O espaço costeiro em que se ergueu Macaé está intensamente urbanizado. O trânsito de veículos congestiona a cidade nas horas de pico. O governo municipal satura a cidade de duas maneiras. A primeira é a expansão da cidade em direção ao interior, ocupando uma área que pertencia ao meio rural, onde ainda existem banhados associados à bacia do Macaé, fundamentais no controle de enchentes e estiagens. A segunda é o programa de macrodrenagem da cidade.

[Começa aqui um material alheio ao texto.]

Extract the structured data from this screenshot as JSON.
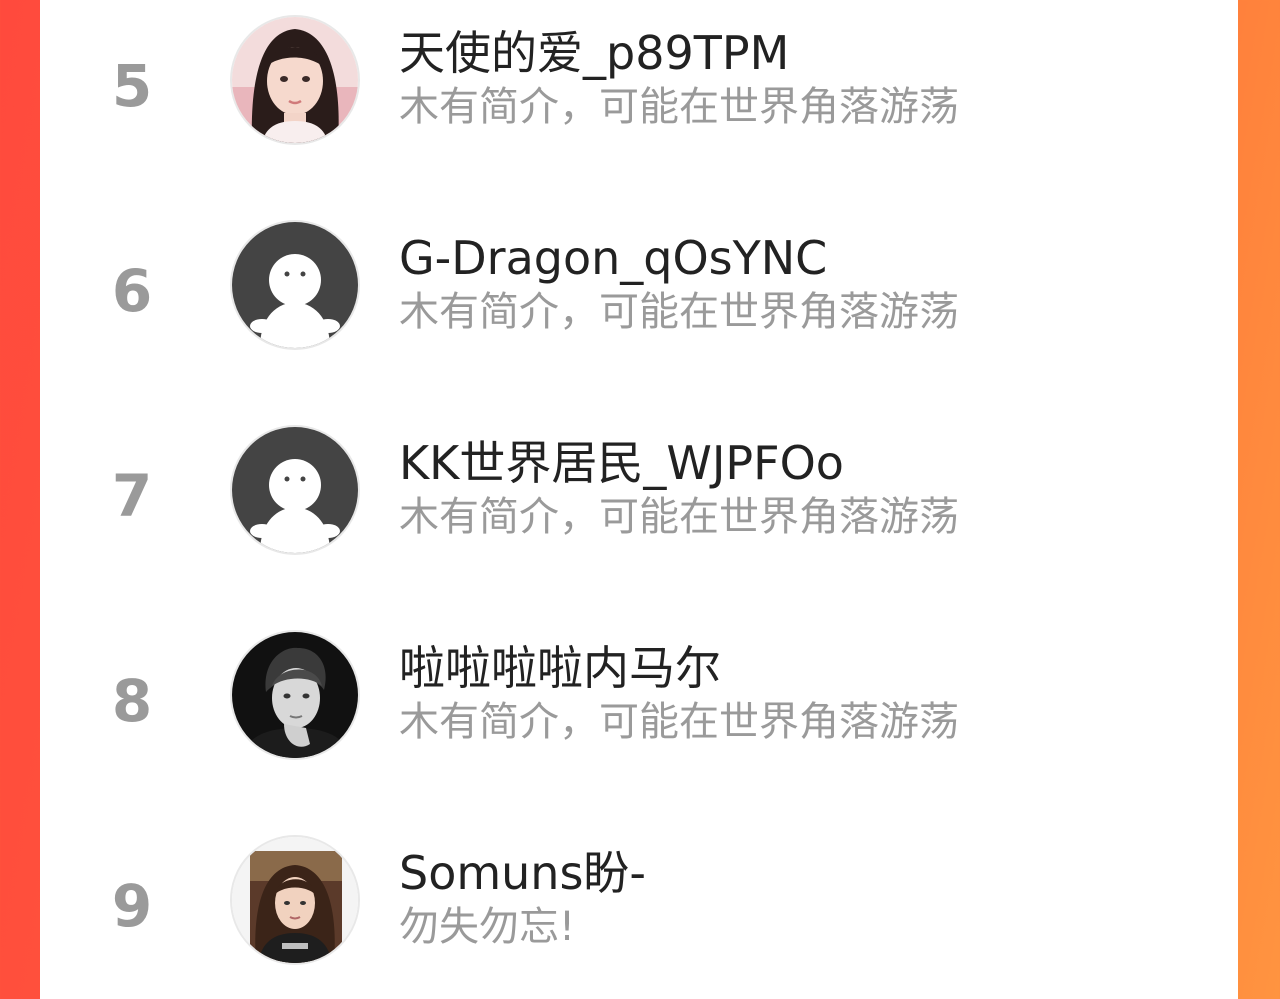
{
  "leaderboard": {
    "items": [
      {
        "rank": "5",
        "name": "天使的爱_p89TPM",
        "bio": "木有简介，可能在世界角落游荡",
        "avatar": "photo-avatar-girl"
      },
      {
        "rank": "6",
        "name": "G-Dragon_qOsYNC",
        "bio": "木有简介，可能在世界角落游荡",
        "avatar": "default-avatar"
      },
      {
        "rank": "7",
        "name": "KK世界居民_WJPFOo",
        "bio": "木有简介，可能在世界角落游荡",
        "avatar": "default-avatar"
      },
      {
        "rank": "8",
        "name": "啦啦啦啦内马尔",
        "bio": "木有简介，可能在世界角落游荡",
        "avatar": "photo-avatar-man-bw"
      },
      {
        "rank": "9",
        "name": "Somuns盼-",
        "bio": "勿失勿忘!",
        "avatar": "photo-avatar-woman"
      }
    ]
  },
  "colors": {
    "background_left": "#ff4a3d",
    "background_right": "#ff9440",
    "rank": "#9a9a9a",
    "name": "#222222",
    "bio": "#9a9a9a",
    "default_avatar_bg": "#444444"
  }
}
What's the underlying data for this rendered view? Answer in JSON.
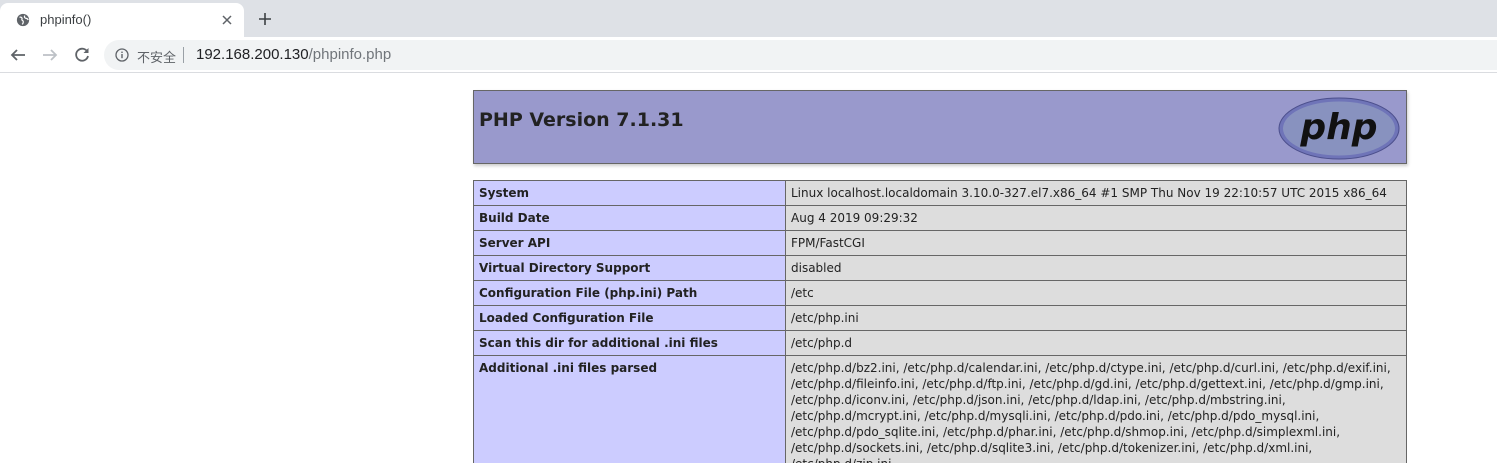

Pretende-se que ambos sejam planejados, mas ambos são problemáticos, por mais que se invoque o nome de urbanistas. A expansão já começou de forma nada planejada. Os indutores do crescimento urbano são, principalmente, a Linha Verde, a Linha Azul e a Rodovia RJ-168. O espaço escolhido para a expansão é uma área de colinas e maciços costeiros, formação constituída por baixas elevações e depressões. Ela é irrigada por banhados e pequenos cursos d’água, fundamentais para a retenção e o escoamento de águas pluviais e para controle de cheias. Contudo, o crescimento horizontal da cidade implica, por um lado, no desmantelamento dessa área do interior, o que fornece material argiloso. É o que, capciosamente, os engenheiros denominam “área de empréstimo”. Por outro, esse material é usado no aterro dos banhados. Em vários pontos da área escolhida para a expansão, avistam-se colinas escavadas pela retirada de material argiloso (TOUGEIRO, Jailce Vasconcelos. Conflitos socioambientais motivados por ocupação de manguezais e restingas para fins de moradia no espaço urbano de Macaé/1997-2007. Campos dos Goytacazes: Universidade Estadual do Norte Fluminense, 2008 (dissertação de mestrado).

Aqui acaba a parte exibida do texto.